Why it's poised to take off: "Phycobloom is transforming the techno-economics of algae biofuels by making the algae secrete the oil, removing the energy cost of extraction and de-watering, and increasing the yield," Gawley said.

The company was also part of the Entrepreneur First accelerator programme.

Recommended by: Rubina Singh, principal at Octopus Ventures

Relationship to VCs: Non-portfolio

Founded: 2022

Headquarters: Cambridge, UK

Total raised: Undisclosed

What it does: Biotech Sparxell is working on biodegradable color pigments using plant cellulose, which can come from agricultural byproducts.

The company eliminates the use of mica, a mineral which has been linked to child labor. As well as pigment powders, Sparxell creates sustainable alternatives to large plastic glitter and sequins.

Why it's poised to take off: "Sparxell is creating a platform technology with uses across a range of sectors from cosmetics, packaging, fashion, food and beverages to name a few," Singh said.

"As organizations and customers grow more conscious of their carbon footprint, Sparxell's technology can provide high quality colors at a fraction of the emissions helping reduce the carbon footprint of these sectors when deployed at scale."

Recommended by: Jacob Bro, 2150 cofounder and partner

Relationship to VCs: Non-portfolio

Founded: 2020

Headquarters: Manchester, UK

Total raised: £500,000 ($628,456)

What it does: Manchester University spin out Watercycle Technologies is a deep tech company that has developed a filtration system to extract minerals and clean water.

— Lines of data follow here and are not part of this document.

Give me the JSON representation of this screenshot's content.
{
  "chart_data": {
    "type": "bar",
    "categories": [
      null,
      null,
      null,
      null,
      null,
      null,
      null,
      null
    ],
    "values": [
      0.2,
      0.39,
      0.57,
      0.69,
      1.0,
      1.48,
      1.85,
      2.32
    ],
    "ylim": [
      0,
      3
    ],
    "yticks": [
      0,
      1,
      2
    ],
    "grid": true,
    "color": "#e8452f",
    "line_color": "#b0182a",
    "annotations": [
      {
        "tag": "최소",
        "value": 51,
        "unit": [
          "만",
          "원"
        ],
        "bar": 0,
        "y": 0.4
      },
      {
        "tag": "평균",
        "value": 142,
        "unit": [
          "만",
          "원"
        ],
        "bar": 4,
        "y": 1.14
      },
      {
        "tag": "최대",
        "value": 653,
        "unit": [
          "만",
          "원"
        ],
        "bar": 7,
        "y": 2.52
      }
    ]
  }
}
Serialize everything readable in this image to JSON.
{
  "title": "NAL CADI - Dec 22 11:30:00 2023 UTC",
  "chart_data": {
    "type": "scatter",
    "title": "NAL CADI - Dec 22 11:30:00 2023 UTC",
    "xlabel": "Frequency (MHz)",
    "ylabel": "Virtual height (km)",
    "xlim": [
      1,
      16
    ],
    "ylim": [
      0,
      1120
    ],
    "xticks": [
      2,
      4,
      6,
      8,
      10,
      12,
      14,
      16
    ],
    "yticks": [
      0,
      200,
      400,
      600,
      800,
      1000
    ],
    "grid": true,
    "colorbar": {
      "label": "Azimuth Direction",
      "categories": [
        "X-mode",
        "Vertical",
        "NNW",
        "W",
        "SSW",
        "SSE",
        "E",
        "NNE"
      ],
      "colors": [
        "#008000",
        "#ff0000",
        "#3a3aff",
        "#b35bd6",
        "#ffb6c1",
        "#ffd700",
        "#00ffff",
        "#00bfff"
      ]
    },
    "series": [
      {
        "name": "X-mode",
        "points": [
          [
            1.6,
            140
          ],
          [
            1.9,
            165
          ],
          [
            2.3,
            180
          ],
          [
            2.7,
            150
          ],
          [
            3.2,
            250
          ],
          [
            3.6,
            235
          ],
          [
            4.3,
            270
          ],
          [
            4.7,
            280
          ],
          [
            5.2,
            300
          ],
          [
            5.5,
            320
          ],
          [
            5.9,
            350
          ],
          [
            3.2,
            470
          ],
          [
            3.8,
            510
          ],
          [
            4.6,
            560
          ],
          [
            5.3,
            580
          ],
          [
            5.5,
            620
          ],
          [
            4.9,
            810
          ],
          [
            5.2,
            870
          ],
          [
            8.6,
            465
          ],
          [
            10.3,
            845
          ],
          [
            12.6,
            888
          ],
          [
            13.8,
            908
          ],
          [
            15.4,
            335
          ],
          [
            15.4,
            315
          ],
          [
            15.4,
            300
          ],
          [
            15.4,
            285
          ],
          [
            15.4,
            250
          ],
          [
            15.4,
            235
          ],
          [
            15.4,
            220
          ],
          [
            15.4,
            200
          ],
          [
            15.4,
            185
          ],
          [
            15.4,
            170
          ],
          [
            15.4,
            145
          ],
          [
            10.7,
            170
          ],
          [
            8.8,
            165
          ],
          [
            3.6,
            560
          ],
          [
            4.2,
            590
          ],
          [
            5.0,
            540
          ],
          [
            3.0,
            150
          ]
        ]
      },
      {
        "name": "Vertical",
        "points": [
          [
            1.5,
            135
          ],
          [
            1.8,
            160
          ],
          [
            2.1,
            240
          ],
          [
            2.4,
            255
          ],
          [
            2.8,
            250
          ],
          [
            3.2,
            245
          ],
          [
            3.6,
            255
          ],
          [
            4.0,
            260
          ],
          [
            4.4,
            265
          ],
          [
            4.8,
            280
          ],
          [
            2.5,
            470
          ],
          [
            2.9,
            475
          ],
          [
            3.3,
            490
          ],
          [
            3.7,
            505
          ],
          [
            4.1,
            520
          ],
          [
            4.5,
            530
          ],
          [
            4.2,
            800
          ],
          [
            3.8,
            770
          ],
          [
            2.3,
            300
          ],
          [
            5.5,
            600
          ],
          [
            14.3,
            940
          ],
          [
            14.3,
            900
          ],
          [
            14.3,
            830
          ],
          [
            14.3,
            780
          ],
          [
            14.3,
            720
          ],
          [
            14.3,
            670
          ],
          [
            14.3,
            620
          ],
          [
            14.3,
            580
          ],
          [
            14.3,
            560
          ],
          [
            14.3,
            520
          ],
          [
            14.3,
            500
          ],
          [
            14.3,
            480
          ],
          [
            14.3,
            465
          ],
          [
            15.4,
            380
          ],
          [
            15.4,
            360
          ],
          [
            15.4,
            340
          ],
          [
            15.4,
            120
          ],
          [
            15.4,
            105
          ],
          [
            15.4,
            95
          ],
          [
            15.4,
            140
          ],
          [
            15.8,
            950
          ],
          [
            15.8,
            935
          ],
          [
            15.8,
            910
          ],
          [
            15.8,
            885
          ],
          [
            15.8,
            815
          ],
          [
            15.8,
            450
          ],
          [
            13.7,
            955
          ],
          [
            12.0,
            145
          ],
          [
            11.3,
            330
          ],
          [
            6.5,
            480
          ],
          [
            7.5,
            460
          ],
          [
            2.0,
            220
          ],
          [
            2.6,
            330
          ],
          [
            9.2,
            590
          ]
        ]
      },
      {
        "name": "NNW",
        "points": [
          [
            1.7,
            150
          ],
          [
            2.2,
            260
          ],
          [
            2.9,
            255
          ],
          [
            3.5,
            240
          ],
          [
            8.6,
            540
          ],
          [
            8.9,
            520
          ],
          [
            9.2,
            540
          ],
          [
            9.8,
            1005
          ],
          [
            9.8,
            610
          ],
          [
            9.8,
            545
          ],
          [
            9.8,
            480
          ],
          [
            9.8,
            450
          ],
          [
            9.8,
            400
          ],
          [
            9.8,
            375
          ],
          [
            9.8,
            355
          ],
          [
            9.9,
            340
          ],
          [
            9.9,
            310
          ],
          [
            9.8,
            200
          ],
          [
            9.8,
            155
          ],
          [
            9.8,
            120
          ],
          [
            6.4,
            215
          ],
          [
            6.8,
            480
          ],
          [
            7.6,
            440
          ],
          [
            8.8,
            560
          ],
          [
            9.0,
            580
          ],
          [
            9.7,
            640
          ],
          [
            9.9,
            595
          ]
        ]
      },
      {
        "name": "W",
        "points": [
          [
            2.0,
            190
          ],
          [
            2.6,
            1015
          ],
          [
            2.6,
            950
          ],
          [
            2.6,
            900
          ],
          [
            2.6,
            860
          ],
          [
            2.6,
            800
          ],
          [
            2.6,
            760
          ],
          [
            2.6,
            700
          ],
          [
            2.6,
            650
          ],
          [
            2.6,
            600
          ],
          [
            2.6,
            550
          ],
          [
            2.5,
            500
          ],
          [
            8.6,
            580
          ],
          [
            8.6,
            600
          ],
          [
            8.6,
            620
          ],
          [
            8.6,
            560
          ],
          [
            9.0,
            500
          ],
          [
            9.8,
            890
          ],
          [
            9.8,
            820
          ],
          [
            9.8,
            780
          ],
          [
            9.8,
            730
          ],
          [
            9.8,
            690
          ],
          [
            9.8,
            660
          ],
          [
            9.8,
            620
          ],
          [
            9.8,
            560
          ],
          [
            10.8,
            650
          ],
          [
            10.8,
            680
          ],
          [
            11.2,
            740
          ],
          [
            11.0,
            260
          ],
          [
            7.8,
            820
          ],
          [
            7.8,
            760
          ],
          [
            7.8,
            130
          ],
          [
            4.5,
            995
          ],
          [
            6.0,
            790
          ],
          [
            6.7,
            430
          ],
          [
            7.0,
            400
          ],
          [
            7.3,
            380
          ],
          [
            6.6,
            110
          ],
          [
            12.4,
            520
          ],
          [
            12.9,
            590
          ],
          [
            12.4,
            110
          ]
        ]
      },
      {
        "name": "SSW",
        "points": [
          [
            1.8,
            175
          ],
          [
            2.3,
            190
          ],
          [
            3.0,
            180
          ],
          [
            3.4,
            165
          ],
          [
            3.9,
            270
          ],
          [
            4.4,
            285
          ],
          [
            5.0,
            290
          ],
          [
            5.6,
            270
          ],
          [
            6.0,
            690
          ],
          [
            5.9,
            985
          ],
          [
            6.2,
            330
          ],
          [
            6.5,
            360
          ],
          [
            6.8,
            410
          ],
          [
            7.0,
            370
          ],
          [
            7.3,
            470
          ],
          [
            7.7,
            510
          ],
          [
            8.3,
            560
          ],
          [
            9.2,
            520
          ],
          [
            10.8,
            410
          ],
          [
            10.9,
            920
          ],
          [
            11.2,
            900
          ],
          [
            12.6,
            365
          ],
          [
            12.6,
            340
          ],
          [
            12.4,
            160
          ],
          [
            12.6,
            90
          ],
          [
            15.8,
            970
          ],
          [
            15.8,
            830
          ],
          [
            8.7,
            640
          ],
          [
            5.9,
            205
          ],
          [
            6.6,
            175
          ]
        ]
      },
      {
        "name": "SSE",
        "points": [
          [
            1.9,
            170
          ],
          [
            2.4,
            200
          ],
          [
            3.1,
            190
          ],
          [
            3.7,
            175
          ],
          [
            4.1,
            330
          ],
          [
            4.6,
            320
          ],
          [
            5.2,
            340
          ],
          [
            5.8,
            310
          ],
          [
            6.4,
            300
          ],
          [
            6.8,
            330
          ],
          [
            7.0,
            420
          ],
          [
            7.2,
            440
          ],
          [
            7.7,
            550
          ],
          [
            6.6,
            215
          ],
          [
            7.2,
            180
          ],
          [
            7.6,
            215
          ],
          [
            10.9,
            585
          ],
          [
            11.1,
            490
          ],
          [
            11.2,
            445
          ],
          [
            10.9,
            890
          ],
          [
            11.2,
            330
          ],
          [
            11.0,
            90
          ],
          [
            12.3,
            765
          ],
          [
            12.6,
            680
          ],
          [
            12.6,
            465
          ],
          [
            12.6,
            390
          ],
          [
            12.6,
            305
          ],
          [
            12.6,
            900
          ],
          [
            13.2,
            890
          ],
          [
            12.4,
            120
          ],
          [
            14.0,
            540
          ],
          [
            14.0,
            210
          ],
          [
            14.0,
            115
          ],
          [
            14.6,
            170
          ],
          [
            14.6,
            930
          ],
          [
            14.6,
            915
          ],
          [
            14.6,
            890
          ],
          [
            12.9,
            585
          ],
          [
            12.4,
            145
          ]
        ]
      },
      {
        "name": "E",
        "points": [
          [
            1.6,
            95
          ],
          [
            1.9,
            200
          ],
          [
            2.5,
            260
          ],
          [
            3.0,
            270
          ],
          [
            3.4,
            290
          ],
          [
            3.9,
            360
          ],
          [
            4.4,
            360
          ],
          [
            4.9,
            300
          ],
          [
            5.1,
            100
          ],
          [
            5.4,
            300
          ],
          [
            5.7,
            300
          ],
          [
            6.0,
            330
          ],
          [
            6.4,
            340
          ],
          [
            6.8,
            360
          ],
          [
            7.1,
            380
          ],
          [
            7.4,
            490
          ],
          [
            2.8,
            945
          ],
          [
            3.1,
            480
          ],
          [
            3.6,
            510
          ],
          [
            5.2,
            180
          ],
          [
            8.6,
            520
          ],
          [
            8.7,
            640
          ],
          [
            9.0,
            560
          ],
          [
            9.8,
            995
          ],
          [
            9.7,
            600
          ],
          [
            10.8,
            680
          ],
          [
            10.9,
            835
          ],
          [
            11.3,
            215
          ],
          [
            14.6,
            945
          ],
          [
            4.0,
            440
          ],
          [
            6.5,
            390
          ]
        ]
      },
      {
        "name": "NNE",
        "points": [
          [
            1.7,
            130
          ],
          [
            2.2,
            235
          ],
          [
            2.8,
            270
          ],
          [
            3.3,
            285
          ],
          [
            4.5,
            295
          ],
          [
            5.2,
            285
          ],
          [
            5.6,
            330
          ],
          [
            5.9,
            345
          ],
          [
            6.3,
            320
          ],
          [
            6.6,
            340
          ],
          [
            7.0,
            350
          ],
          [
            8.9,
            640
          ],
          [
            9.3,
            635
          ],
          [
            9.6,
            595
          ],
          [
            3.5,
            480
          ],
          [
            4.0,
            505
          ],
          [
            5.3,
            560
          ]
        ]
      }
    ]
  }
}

Its tech is mainly being used for lithium production and can be used in lithium-ion battery recycling.

Why it's poised to take off: More sustainable sources and production of lithium as well as the ability to recycle minerals is essential as the world continues its electrification push, Bro said.

The investor is impressed by Watercycle Technologies' focus on sustainability, the recycling of spent lithium-ion batteries, and availability of clean water.

Its team is developing applications to filter and clean water across multiple industries and produce other valuable commodities, he added.